Azoulay’s contribution to the study of Kuwait is considerable. From a readability perspective, the book could have been edited more carefully but empirically it rivals the greatest works on Kuwait, such as Jill Crystal’s Oil and Politics in the Gulf, and Herb’s All in the Family. The author deftly moves beyond a focus on the Najdi merchants, as their power sharing arrangement is not a sufficient condition to explain Al Sabah’s claim to political authority, which heavily relies on non-lineal kin and tribes. The fluidity of the relationships between the Al Sabah and their paramours is written about in great detail, and was very enjoyable to the reader. In particular, the descriptions of pre-1938 life in Old Kuwayt, and its residents’ personal relations to the rulers were this book’s greatest asset.

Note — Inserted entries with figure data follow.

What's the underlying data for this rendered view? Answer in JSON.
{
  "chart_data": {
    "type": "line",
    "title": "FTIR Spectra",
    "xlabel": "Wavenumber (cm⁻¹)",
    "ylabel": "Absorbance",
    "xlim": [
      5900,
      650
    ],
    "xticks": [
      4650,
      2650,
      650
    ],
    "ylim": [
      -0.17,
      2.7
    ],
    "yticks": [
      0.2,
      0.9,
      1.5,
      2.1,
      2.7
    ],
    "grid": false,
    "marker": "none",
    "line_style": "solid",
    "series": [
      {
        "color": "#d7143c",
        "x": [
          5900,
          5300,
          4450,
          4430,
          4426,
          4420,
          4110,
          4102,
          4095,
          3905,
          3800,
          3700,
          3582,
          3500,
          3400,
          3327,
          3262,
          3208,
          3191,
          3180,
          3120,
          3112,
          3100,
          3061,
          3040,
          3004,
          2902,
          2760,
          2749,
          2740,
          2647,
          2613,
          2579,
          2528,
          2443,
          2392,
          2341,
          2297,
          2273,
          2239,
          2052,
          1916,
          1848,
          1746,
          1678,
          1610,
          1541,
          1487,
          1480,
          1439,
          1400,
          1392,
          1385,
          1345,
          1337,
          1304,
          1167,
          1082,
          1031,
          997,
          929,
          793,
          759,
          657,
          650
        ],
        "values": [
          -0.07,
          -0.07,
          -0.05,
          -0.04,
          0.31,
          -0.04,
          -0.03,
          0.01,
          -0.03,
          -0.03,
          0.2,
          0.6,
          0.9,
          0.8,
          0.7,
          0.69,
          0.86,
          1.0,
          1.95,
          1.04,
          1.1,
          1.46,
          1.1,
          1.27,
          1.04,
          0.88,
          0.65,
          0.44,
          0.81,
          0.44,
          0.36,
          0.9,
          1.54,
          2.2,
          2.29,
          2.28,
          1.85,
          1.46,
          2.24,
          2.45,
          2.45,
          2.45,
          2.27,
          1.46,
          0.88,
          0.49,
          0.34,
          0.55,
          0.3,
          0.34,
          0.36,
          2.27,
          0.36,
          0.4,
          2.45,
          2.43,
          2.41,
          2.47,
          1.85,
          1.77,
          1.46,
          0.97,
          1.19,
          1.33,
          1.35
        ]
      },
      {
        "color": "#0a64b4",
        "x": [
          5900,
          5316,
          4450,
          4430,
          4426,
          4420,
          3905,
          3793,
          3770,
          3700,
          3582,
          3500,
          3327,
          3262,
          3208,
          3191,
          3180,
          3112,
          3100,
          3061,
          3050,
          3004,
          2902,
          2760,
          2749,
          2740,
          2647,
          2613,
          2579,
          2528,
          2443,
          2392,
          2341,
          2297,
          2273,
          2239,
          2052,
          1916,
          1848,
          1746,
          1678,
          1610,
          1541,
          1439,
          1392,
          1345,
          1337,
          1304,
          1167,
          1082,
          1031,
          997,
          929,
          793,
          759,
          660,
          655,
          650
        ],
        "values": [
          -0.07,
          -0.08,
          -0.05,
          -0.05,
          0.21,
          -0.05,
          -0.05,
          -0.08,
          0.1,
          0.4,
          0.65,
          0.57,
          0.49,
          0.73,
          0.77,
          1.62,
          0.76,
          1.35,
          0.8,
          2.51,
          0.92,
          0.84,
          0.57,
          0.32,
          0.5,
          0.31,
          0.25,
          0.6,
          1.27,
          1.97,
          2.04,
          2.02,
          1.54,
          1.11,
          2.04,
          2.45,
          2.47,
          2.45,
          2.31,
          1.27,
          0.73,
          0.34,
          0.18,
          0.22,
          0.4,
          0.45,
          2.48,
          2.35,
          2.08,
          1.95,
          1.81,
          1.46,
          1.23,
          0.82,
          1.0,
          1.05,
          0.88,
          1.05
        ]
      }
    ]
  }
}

Azoulay could have made a more nuanced argument in her assessment of the future, which is macabre to say the least. She argues that the regime was headed toward a crisis if it didn’t radically change its course due to the fragmenting coherence of the ruling elite and its ties to its periphery. I am not convinced that these two trends are accurate. The rise in elite rivalry within the Al-Sabah family since 2006 appears to be calm at present. The passing of the ruler Sheikh Sabah in September 2020 and his brother Nawaf’s succession occurred without conflict or infighting. Second tier princes, such as Nasser Mohammad, Ahmed Fahad, or the son of the recently deceased Emir, Nasser Sabah have all remained loyal to House of Sabah’s decision. It also does not appear as if the regimes failure to diversify will lead to more social protests at this time. Since the end of 2016, the state has committed to uphold its fiscal obligations and the tribal opposition failed to maintain any semblance of unity. While an anti-corruption stance continues to resonate strongly in society, and COVID-19 taxes the State’s resources in the short-term, it appears as if short-term sacrifices for long-term gains are not in the minds of the public or policy-makers. Aside from these rather small caveats, the book was a true pleasure to read and I recommend it highly to a wide audience interested in rich historical accounts of political authority in highly divided societies.